Por un lado contaba con la alegría de tener noticias de su padre, pero esta quedaba atenuada por el hecho de que el artefacto no proporcionaba información alguna sobre si Gardiner Kincaid se encontraba sano y salvo. Por otro, Sarah tenía que tragarse que tanto el cubo como las noticias sobre su padre le llegaran de manos de un completo desconocido. Nunca había oído el nombre de Maurice du Gard, ¿y él pretendía ser un buen amigo de su padre? Si era así, ¿por qué nunca se lo había presentado el viejo Gardiner? Más aún, ¿por qué nunca le habló de él?
De acuerdo con que, en sus incontables viajes por todo el mundo, Gardiner Kincaid había tratado con mucha gente y era imposible que Sarah los conociera a todos, pero no alcanzaba a comprender cómo encajaba con su padre un personaje del talante de Du Gard. ¿Y qué diantre era aquel misterioso artefacto que, supuestamente, le había dejado?
Sarah se sentía molesta por no conocer la respuesta a esas preguntas, pero no conseguía descartarlas por mucho que intentara convencerse de que no hacerlo era ridículo y también infantil. ¿Por qué había accedido a quedarse en Inglaterra para procurar al menos convertirse en una lady respetable? ¡Por su padre! Para complacerlo se había sometido a las obligaciones sociales y había ido a Londres con el firme propósito de honrar el nombre de su padre, pero no lograba reprimir la sensación de que aquello había sido un error…
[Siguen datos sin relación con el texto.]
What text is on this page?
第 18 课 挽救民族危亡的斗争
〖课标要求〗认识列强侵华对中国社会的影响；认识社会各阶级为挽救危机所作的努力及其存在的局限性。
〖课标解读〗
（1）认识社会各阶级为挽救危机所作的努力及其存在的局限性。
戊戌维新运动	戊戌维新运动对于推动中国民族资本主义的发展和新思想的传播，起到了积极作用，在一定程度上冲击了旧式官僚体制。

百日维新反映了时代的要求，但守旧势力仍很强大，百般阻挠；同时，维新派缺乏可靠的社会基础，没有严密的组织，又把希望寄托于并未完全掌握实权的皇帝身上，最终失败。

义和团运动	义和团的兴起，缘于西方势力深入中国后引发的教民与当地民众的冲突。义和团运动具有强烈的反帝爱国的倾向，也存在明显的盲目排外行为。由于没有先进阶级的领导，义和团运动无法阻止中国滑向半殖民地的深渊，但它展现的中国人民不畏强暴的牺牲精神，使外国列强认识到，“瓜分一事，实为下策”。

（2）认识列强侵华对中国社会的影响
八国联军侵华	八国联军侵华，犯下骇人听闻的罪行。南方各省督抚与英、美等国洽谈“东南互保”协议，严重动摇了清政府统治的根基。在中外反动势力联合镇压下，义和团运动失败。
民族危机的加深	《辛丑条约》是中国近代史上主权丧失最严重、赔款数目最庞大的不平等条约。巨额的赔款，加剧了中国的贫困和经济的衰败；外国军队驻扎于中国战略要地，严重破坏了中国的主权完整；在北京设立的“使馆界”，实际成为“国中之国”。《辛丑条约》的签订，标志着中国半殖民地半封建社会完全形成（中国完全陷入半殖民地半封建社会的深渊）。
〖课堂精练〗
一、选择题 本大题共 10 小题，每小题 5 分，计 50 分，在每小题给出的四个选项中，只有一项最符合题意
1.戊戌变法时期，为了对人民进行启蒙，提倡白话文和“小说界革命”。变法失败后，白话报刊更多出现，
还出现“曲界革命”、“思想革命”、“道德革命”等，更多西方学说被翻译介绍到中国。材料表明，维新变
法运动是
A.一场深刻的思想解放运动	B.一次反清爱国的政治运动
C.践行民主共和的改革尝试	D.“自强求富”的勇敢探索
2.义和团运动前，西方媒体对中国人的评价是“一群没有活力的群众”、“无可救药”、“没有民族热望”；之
– Antes ha dicho que mi padre corría un gran peligro -insistió.
– Oui, c'est vrai.
– ¿Cómo lo sabe? Y no me venga otra vez con bolas de cristal…
– Tuve un sueño -respondió Du Gard con voz pastosa.
– A fe mía que sí -replicó Sarah con acritud y señalando la botella medio vacía-. Seguro que suele tenerlos después de echar un mano a mano con el hada verde.
– En la absenta se ocultan algunas verdades -constató Du Gard seriamente, ignorando el tono de reproche del comentario de Sarah-. Pero en este caso no tiene nada que ver. Quizá «sueño» no sea la palabra adecuada. Fue más bien una visión que tuve de su padre…
– ¿Una visión?
– Me asaltó hace unos días, poco antes del inicio de mi actuación. Yo estaba detrás del telón, esperando para entrar en escena, cuando vi a su padre y…
– ¿Sí? -quiso saber Sarah.
– Nada importante. -Du Gard sacudió la cabeza-. No es bueno que la gente sepa demasiado sobre el futuro.
– ¿Y eso lo dice precisamente usted? ¿Un hombre que se gana la vida prediciéndolo?
– Ce n'estpas la méme chose -objetó Du Gard-. Un adivino solo muestra a la gente lo que ya existe. Un vidente es capaz de ver el futuro.
– ¿Y usted es un vidente?
– Al menos, eso parece.
– ¡Maldita sea, Du Gard! -se sulfuró Sarah-. Deje de hablar con enigmas. La situación es demasiado seria.
– Soy consciente de ello, lady Kincaid. Y le aseguro que me expresaría con más claridad si pudiera.
– ¿Qué insinúa?
– Que no puedo. No sé de dónde vino la visión. Simplemente, la tuve.
– ¿Quiere decir que simplemente pasó? Du Gard asintió con la cabeza.
– Aquel día no había pensado en su padre, ni siquiera me sentía preparado para una revelación del futuro; al fin y al cabo, faltaba poco para mi actuación y estaba totalmente concentrado en otras cosas. Sin embargo, ocurrió; yo tampoco consigo explicármelo. Era real, ¿comprende? ¡Era real!
– Quiere decir que no era como lo que hace en el escenario -concluyó Sarah sin darle tregua.
– Admito que, ante el público, echo mano un poco de aquí y de allá para acrecentar el efecto dramático. Pero aquella visión fue otra cosa. Vi las imágenes con mucha claridad, como si estuviera persiguiendo al dragón, pero estaba completamente sobrio.
– ¿Perseguir al dragón? -Sarah enarcó las cejas-. ¿Se refiere a lo que creo?